California Superior Court Judge
- In office 1979–1996
- Appointed by: Jerry Brown Jr.

Personal details
- Born: November 19, 1925 Austin, TX, U.S.
- Died: April 24, 1999 (aged 73) Berkeley, CA
- Political party: Democratic
- Spouse: Linetta McCarter (divorced)
- Children: 2
- Education: University of California, Berkeley (BA); UC Hastings College of Law (Law degree);

= Wilmont Sweeney =

American judge

Wilmont Sweeney (November 19, 1925 - April 24, 1999) was an American attorney, judge and politician - the first black member of Berkeley's city council.

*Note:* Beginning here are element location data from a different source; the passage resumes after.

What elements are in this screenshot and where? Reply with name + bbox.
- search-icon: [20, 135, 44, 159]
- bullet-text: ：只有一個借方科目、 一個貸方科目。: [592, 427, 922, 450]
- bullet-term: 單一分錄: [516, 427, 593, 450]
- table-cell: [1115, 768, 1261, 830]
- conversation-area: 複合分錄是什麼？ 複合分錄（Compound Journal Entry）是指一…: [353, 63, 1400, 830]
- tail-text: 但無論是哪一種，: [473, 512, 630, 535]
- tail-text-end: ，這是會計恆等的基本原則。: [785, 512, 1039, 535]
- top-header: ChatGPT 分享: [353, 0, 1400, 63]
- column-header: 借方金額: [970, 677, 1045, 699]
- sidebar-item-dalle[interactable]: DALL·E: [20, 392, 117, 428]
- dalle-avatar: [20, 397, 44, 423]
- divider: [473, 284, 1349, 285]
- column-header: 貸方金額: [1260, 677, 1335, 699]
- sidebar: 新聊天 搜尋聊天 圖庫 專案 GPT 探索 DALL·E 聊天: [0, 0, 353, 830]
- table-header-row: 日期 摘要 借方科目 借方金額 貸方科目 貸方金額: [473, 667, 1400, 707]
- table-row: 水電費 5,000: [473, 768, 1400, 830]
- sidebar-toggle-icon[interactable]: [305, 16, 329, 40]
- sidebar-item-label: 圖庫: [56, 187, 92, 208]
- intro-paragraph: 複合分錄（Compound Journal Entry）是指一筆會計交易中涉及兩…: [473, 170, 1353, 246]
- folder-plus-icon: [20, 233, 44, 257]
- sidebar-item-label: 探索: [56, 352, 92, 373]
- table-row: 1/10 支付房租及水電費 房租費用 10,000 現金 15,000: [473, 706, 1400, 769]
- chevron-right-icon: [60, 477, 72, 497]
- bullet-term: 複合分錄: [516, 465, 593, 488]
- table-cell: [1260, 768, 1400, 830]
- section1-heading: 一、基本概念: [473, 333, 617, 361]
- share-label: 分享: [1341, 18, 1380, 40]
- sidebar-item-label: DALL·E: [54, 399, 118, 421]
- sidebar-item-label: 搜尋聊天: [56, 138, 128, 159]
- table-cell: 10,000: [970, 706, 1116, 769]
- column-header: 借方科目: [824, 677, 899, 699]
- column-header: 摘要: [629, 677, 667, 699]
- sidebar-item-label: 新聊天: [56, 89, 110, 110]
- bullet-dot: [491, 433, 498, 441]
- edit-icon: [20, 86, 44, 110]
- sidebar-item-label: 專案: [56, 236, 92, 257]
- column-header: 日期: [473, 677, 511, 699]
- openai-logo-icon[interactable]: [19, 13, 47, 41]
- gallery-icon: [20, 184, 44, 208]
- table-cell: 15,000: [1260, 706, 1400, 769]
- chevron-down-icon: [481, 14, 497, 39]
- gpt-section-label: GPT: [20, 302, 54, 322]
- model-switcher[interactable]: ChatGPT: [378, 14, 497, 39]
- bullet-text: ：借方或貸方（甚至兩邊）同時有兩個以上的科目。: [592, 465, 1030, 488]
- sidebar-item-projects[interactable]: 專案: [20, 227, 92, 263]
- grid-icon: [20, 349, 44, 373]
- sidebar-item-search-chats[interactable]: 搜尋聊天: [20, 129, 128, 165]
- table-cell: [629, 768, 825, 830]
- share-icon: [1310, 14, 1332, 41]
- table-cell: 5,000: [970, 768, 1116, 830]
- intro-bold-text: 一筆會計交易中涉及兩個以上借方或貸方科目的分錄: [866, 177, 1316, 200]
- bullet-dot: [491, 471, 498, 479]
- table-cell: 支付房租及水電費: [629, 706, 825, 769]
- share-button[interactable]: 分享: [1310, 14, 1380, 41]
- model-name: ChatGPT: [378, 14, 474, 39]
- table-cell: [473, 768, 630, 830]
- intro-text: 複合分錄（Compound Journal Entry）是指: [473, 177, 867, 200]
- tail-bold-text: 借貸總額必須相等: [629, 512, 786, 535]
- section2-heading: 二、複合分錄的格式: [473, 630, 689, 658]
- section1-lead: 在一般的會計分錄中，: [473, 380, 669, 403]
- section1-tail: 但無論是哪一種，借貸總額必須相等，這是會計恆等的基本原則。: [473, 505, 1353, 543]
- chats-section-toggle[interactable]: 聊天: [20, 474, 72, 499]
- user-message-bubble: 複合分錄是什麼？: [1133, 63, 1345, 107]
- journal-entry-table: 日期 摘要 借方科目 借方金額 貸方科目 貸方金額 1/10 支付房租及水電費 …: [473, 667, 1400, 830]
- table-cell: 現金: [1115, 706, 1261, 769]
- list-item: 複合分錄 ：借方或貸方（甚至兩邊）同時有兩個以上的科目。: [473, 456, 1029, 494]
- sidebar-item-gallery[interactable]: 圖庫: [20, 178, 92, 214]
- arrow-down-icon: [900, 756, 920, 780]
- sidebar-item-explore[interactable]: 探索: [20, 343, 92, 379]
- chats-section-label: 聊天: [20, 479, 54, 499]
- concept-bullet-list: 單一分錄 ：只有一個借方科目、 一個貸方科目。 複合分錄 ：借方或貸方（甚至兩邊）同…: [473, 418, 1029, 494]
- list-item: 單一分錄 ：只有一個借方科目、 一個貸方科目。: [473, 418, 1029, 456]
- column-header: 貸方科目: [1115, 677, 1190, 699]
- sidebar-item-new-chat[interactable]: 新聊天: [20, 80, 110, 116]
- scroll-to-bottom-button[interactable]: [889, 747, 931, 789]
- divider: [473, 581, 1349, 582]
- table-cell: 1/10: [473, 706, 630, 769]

Sweeney was born in Austin, Texas on November 19, 1925. After serving in the Army during World War II, he graduated from the University of California, Berkeley with a degree in political science in 1950, from UC Hastings College of Law in 1955, and was elected to the City Council of Berkeley, California in 1961. He was Berkeley's first black council member. In 1974 he was inducted as the first black judge in Berkeley-Albany Municipal Court; in 1979 he was appointed a Superior Court judge by California Governor Jerry Brown. He lived at 1610 Stannage Avenue, Berkeley for many years, listing the address on ballots for his re-election to Superior Court judge.

As Superior Court juvenile court judge, Sweeney promoted counseling and rehabilitation as alternatives to detention centers. California's juvenile court judges bestow an award in Sweeney's name honoring judges who uphold this ideal. In Alameda County, a minimum security residential program for males age 15 to 19 is named to honor Wilmont Sweeney.

Sweeney was noted for his sense of humor and proportion, and was well respected as a council member. He once said: When I grew up in Texas, I came to find out early in life, that, when you're dealing with the bad guys, you've always got to remember that it's not enough that you win the game, and win it fairly and squarely, you've still got to win the fight afterwards out in the parking lot.